A shadow fell on the ground over me and the snake. I hadn’t heard him coming atall but I knew it was Grampa. Soft and easy, like he was remarking about the weather, Granpa said, “Don’t turn yer head. Don’t move, Little Tree. Don’t blink yer eyes.” Which I didn’t…
Then, of a sudden, Granpa’s big hand came between my face and the snake’s head. The hand stayed there. The rattler drew up higher. He begun to hiss and rattled a solid whirring sound. If Granpa had moved his hand… or flinched, the snake would have hit me square in the face. I knew it too.
But he didn’t…
Granpa took the snakebite that was meant for Little Tree. When the snake had his fangs deep into Granpa’s hand, Granpa squeezed it to death with his other. After they heard the crack of the snake’s backbone, Granpa pulled out his knife and cut himself where the snake had bitten him…
“Thankee, Granpa.” Granpa looked at me and grinned. He had blood smeared over his mouth and face.
“Helldamnfire!” Granpa said. “We showed that son of a bitch, didn’t we?”
“Yes, sir,” I said, feeling better about the whole thing. “We showed that son of a bitch.” Though I couldn’t recall as having much to do with the showing…

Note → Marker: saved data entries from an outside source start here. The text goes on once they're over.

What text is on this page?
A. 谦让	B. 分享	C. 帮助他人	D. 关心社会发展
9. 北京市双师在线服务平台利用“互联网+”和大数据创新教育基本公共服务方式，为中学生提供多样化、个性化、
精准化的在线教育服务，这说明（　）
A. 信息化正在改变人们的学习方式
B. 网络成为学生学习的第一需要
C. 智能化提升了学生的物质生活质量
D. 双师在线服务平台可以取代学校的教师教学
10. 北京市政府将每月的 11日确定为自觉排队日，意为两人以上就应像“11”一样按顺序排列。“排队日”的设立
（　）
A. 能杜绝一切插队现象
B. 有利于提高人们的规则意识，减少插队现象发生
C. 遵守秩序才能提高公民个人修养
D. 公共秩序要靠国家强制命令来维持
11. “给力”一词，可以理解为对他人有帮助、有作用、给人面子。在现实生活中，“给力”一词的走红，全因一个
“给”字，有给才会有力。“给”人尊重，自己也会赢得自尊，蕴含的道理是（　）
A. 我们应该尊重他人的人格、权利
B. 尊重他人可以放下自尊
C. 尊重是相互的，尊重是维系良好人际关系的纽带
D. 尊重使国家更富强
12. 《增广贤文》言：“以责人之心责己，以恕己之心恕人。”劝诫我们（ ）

Granpa’s hand started to swell and he commented on how hot the weather was getting, “fer this time of year.” His face looked funny. Now his arm was turning blue.
“I’m going for Granma,” I said. I started off. Granpa looked after me and his eyes stared off, faraway.

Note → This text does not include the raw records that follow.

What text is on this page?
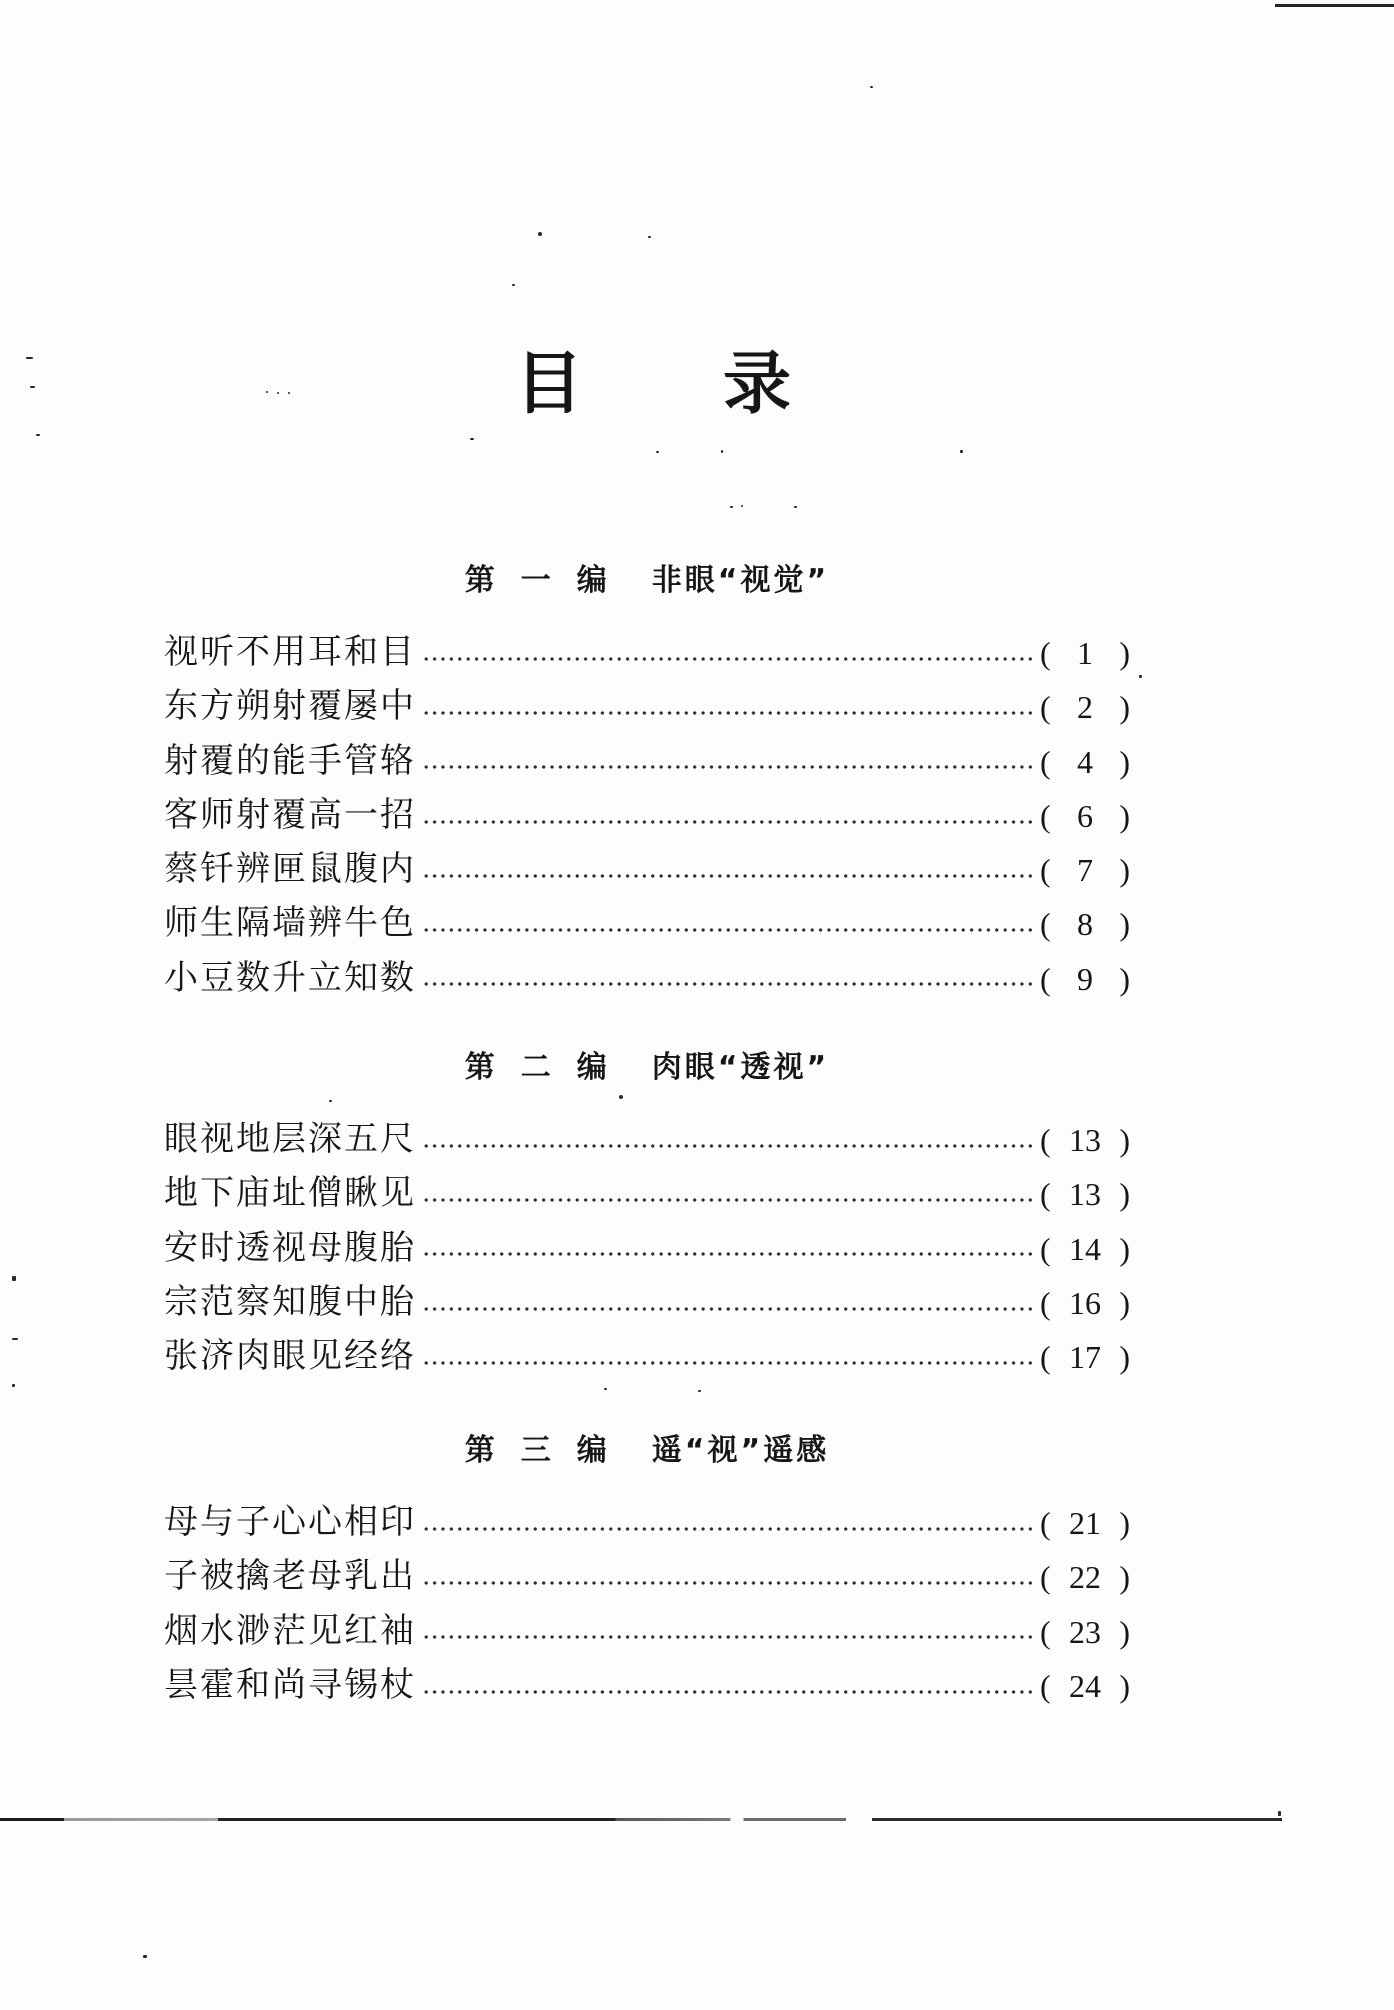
目录
第一编 非眼“视觉”
视听不用耳和目	( 1 )
东方朔射覆屡中	( 2 )
射覆的能手管辂	( 4 )
客师射覆高一招	( 6 )
蔡钎辨匣鼠腹内	( 7 )
师生隔墙辨牛色	( 8 )
小豆数升立知数	( 9 )
第二编 肉眼“透视”
眼视地层深五尺	( 13 )
地下庙址僧瞅见	( 13 )
安时透视母腹胎	( 14 )
宗范察知腹中胎	( 16 )
张济肉眼见经络	( 17 )
第三编 遥“视”遥感
母与子心心相印	( 21 )
子被擒老母乳出	( 22 )
烟水渺茫见红袖	( 23 )
昙霍和尚寻锡杖	( 24 )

“Reckin I’ll rest a spell,” he said, calm as syrup. “I’ll be along directly.”
Little Tree ran to get his Granma. When she got there she saved Granpa by capturing quail and using their splayed open bodies to draw out the venom. While it seemed as though Granpa might die, she and Little Tree lay naked next to him all night long to keep his body warm.

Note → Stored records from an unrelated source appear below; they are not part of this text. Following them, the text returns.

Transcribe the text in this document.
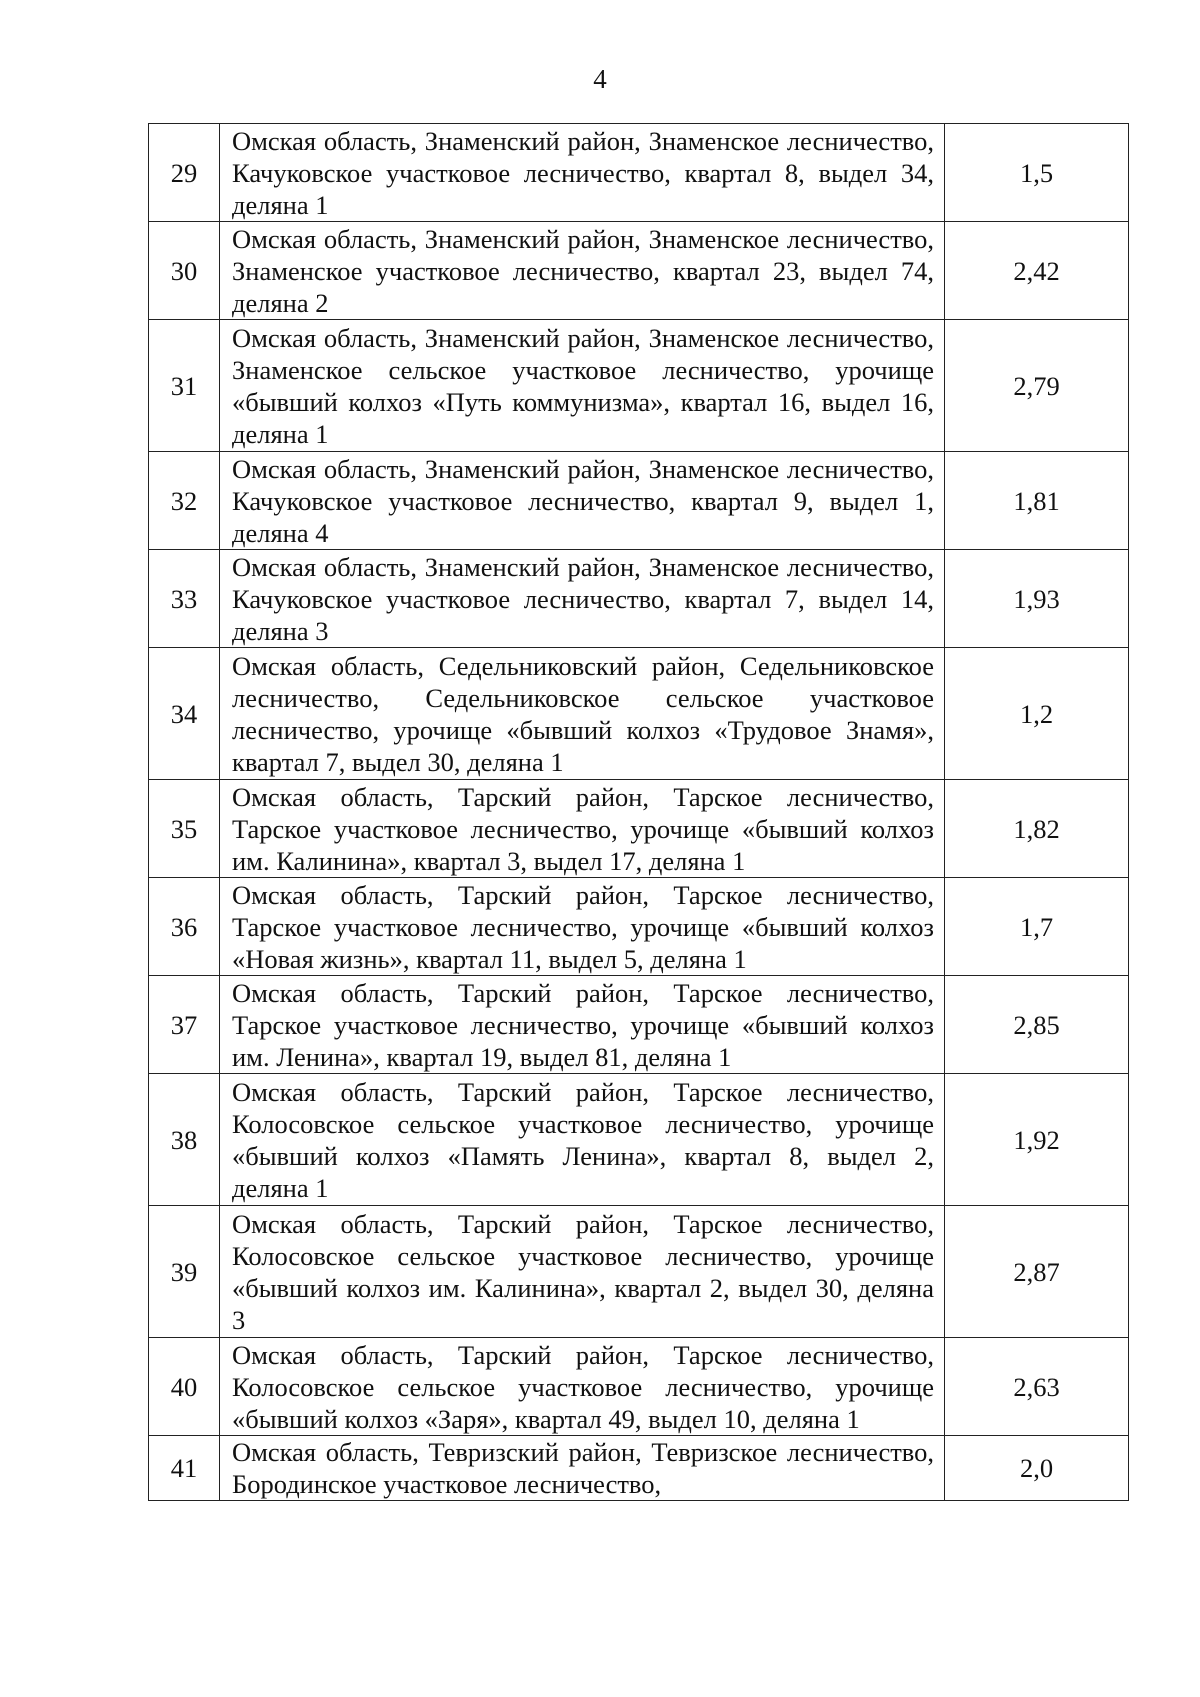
4
29	Омская область, Знаменский район, Знаменское лесничество, Качуковское участковое лесничество, квартал 8, выдел 34, деляна 1	1,5
30	Омская область, Знаменский район, Знаменское лесничество, Знаменское участковое лесничество, квартал 23, выдел 74, деляна 2	2,42
31	Омская область, Знаменский район, Знаменское лесничество, Знаменское сельское участковое лесничество, урочище «бывший колхоз «Путь коммунизма», квартал 16, выдел 16, деляна 1	2,79
32	Омская область, Знаменский район, Знаменское лесничество, Качуковское участковое лесничество, квартал 9, выдел 1, деляна 4	1,81
33	Омская область, Знаменский район, Знаменское лесничество, Качуковское участковое лесничество, квартал 7, выдел 14, деляна 3	1,93
34	Омская область, Седельниковский район, Седельниковское лесничество, Седельниковское сельское участковое лесничество, урочище «бывший колхоз «Трудовое Знамя», квартал 7, выдел 30, деляна 1	1,2
35	Омская область, Тарский район, Тарское лесничество, Тарское участковое лесничество, урочище «бывший колхоз им. Калинина», квартал 3, выдел 17, деляна 1	1,82
36	Омская область, Тарский район, Тарское лесничество, Тарское участковое лесничество, урочище «бывший колхоз «Новая жизнь», квартал 11, выдел 5, деляна 1	1,7
37	Омская область, Тарский район, Тарское лесничество, Тарское участковое лесничество, урочище «бывший колхоз им. Ленина», квартал 19, выдел 81, деляна 1	2,85
38	Омская область, Тарский район, Тарское лесничество, Колосовское сельское участковое лесничество, урочище «бывший колхоз «Память Ленина», квартал 8, выдел 2, деляна 1	1,92
39	Омская область, Тарский район, Тарское лесничество, Колосовское сельское участковое лесничество, урочище «бывший колхоз им. Калинина», квартал 2, выдел 30, деляна 3	2,87
40	Омская область, Тарский район, Тарское лесничество, Колосовское сельское участковое лесничество, урочище «бывший колхоз «Заря», квартал 49, выдел 10, деляна 1	2,63
41	Омская область, Тевризский район, Тевризское лесничество, Бородинское участковое лесничество,	2,0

…I told her how it all happened, and that I reckined it was my fault for not watching. Granma said it wasn’t anybody’s fault, not even the rattlesnake’s. She said we wasn’t to place fault ner gain on anything that just happened. Which made me feel some better, but not much.
In this book, Carter deals with the very best of society and the very worst. Ignorance, intolerance, predjudice, pride, racism and materialsm, are all taken on as evils, yet these are the very characteristics with which Carter himself is described in the short biographies I have read about him. It might just be true that Little Tree can be appreciated all by itself despite the biography of Carter. I found this little blurb on Wikipedia.
Richard Friedenberg wrote and directed the 1997 film adaptation. He has defended the book, but not the author:
Mr. Friedenberg said what appealed to him about the book was that "the characters and milieu they were in represented everything that was good about America and everything that was bad." On the one hand, he said, the book dealt with the strength of the family and not necessarily with traditional families. On the other hand, he said, it dealt with ignorance and prejudice. Mr. Friedenberg said he found it perplexing and almost impossible to understand Mr. Carter's motives and literary ambitions.
Others cannot forgive Carter’s past. Oprah Winfry, who in 1994 endorsed Little Tree, subsequently removed it from her list of recommended book titles:
"I no longer—even though I had been moved by the story—felt the same about this book," Winfrey said in 1994. "There's a part of me that said, 'Well, OK, if a person has two sides of them and can write this wonderful story and also write the segregation forever speech, maybe that's OK.' But I couldn't—I couldn't live with that."
It could be that I am just a hypocrite. Maybe I’m blind. How can I hate prejudice so much and still embrace this work? I have to believe that, while Asa Carter never said he was sorry for his role in the segregationist movement, Forrest Carter's apology might just be in The Education of Little Tree. I like to think so. I would like to believe that a man can change.